My mood is extremely variable. I can feel amazing for a few days/week ( longest have been 10 days of feeling good). In this state i feel like nothing can hurt me, i feel so in tune with love, the universe, and i have a feeling of having it all figured out, and nothing is impossible. I watch the moon with enjoyment, and can read book after book. If i get bad news or something bad happens in this state , i might get a bit blue, but can easily pick my self up with meditating. I have no desire for food, and don't even think about eating, and don't obsess about my weight at all. Also, i have much less pain, sleep better, and feel very calm. People don't annoy me, they amuse me, and i want to talk to strangers in the shop, smile to people i don't know. I get very creative, writing poems, drawing, ect. My mind is in balance, an my thinking is clear, i can easily understand complex ideas in science and abstract ideas. My self confidence is very good(but not excessive), i still think i am fat, but i don't obsess about it, because i know i will be able to loose weight. I am very loving towards my family and friends, and seek out new friendships and want to bring new people into my life, i often make profiles on dating web sites in this state. In this state i would say i feel everything from normal, to slightly high, depending on the day. I make plans, and want to do everything i can't when i am down.

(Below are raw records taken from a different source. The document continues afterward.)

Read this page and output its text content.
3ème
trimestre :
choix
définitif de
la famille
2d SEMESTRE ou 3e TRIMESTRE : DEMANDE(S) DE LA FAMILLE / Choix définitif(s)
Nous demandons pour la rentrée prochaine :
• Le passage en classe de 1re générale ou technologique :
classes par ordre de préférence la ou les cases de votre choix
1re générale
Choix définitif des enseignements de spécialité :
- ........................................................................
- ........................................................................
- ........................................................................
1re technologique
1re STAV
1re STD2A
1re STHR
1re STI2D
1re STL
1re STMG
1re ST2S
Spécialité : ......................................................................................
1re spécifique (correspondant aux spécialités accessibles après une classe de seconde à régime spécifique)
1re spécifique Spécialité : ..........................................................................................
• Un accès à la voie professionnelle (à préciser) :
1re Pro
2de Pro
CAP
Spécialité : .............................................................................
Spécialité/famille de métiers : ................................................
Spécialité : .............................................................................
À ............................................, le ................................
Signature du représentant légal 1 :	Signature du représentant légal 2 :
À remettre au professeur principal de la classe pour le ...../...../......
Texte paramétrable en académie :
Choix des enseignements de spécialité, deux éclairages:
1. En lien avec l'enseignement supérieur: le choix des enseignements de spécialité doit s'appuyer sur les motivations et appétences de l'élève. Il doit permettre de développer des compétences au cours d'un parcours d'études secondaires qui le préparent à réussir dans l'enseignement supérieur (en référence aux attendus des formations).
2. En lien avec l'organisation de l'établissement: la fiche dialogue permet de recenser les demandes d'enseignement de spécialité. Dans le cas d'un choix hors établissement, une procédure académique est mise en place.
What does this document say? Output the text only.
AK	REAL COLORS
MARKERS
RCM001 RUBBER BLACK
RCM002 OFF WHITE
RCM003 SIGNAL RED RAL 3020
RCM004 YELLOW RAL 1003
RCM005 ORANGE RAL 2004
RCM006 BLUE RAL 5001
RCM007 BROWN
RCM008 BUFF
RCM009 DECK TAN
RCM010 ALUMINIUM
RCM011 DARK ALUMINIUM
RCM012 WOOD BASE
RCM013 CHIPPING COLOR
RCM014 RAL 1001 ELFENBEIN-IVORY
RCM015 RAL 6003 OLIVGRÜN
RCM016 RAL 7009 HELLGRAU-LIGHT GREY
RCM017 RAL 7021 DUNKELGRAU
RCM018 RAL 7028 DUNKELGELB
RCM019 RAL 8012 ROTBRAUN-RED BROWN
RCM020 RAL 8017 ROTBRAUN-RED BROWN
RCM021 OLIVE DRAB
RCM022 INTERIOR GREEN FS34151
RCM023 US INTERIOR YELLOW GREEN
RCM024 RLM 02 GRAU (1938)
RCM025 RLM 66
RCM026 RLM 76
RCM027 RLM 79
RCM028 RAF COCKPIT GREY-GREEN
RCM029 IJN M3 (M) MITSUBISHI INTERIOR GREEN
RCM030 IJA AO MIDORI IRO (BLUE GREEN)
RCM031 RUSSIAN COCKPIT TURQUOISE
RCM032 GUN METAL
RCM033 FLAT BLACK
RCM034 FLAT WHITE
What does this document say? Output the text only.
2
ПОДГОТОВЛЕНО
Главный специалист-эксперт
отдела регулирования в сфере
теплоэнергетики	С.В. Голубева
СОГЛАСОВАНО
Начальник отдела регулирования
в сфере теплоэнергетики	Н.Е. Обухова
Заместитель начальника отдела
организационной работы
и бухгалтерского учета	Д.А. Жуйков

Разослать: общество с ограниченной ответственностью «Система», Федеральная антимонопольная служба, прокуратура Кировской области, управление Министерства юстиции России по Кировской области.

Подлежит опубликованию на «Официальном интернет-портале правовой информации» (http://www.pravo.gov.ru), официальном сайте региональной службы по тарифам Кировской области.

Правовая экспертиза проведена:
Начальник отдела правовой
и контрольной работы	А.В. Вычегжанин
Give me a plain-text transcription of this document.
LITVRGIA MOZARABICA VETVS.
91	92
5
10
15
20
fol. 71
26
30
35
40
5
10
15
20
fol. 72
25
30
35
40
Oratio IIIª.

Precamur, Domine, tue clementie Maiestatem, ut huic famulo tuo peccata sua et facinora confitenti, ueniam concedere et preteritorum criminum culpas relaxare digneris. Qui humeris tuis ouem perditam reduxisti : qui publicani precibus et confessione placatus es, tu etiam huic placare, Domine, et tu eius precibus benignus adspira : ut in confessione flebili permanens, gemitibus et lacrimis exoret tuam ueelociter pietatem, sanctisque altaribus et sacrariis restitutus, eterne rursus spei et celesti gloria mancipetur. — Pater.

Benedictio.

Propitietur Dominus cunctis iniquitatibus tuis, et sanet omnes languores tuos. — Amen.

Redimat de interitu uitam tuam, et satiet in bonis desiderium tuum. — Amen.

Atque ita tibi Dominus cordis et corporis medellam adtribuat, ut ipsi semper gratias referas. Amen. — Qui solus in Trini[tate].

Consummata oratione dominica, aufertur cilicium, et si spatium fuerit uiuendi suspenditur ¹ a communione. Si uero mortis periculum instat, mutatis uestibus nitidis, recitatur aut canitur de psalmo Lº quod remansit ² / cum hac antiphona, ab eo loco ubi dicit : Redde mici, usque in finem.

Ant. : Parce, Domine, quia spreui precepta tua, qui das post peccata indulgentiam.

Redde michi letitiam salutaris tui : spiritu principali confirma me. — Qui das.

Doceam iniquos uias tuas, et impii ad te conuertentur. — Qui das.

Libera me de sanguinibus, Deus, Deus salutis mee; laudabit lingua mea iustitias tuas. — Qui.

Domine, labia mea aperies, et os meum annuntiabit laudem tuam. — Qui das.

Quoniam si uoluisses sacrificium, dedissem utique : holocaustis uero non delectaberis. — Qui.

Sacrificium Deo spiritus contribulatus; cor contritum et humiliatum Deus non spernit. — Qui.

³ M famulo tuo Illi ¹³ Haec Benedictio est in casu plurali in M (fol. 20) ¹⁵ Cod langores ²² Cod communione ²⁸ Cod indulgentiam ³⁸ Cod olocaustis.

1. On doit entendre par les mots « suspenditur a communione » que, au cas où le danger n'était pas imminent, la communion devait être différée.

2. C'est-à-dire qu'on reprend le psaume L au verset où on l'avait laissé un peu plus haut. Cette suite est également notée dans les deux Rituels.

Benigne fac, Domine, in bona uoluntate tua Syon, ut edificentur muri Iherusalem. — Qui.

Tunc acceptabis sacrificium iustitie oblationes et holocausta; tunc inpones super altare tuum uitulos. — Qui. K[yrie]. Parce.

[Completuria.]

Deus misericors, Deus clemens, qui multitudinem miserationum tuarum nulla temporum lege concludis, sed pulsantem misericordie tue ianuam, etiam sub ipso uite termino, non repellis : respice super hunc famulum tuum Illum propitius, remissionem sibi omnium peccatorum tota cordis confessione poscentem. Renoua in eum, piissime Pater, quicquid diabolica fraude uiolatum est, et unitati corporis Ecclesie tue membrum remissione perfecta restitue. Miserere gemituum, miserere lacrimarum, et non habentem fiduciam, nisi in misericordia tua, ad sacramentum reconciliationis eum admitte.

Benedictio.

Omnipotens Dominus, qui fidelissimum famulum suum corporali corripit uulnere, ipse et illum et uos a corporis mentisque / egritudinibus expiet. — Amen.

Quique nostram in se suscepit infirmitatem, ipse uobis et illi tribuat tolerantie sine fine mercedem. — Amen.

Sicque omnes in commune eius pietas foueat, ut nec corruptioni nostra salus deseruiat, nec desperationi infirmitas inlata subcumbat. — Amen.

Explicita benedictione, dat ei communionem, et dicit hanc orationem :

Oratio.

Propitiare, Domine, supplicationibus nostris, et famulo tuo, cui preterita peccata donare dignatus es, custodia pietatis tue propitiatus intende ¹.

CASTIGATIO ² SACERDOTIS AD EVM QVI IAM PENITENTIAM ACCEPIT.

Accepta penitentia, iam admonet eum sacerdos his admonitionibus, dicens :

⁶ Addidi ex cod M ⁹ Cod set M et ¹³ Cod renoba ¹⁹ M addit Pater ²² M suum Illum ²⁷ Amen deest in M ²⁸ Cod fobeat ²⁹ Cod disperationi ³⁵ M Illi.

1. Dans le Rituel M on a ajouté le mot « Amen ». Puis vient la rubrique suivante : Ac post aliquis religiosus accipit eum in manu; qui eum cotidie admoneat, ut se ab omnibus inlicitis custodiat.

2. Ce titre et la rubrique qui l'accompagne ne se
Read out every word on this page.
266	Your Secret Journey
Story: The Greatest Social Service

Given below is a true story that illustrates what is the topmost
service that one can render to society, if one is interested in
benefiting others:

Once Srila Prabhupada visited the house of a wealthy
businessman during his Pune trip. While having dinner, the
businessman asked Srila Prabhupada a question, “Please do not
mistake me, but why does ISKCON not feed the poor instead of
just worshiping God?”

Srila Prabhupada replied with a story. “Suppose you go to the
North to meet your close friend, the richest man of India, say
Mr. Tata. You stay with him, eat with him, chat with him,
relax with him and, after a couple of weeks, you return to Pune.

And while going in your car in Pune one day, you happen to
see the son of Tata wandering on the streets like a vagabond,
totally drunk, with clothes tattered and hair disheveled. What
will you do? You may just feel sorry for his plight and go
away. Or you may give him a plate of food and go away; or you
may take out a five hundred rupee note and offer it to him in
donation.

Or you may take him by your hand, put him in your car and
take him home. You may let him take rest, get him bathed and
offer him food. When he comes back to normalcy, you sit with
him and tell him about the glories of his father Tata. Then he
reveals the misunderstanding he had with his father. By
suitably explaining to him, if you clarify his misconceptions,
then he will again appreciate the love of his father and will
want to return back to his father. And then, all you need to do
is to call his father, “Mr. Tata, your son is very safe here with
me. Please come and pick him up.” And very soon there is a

But then, the "Monster" appears. This happens for no appearent reason, and lasts from 2-10 days, darkness falls upon me, and all the light, energy and will to live is drained. I feel no joy from anything, I isolate myself from everyone, (except my family, because i can talk open to them on the phone, but i will not meet with them ). I don't want to leave the house, and if i do, i feel like everyone can see i am depressed, and i never smile. If i meet someone i know outside my house, i am painfully awear of how i behave and how i am perceived, and try to eigther make it short, or hide, and i feel so awkward. If someone calls, i don't answer, because i just cannot be bothered. I obesess about my weight, and hate myself so much. I think about death. Everyting, all problems grow to become huge! I have major binges, eating 10 000 calories per day, which makes everything worse. I have no self esteem, i am apathetic, no empathy, i vary from not feeling anything, to laying on the bathroom floor crying for hours for no appearent reason. In this state I cannot thing clearly at all, my brain is fogged, and there is a constant stream of negative feelings and thoughts. I also shop a lot in ths state, even if i am aware that i cannot afford it, i can't control it, just like I can't control the binges. I feel like my whole life is spiraling out of control, and i push everything, and everyone away from me. I feel exhausted, and heavy, and there is a sadness that is constant. I also have started feeling some anxiety. The feeling in this state can only be explained by comparing it to beeing drowned, and not beeing able to see the light, fighting to get to the surface. I also try so hard to figure out what is wrong with me, and spend hours googling stuff. In this period i have difficulty falling asleep, and once alsleep, i just can't get out of bed. Also, i get so much pain in my whole body. I can also get obesessive about cleaning and having everything perfect, and generally start obsessing and worrying about small stuff. I also start second guessing everything, like what education i want, ect.
I know i am not bipolar, because i am always in touch with reality, and i do not spend lots of money, or binge while "high", rather when i am down. Also, I am never doing thing that is concidered promiscuous and dangerous.
So my question is, is this hormones?dopamine? cyclothymia? Anyone with the same experience? I am just so lost, and it is progressively becoming worse.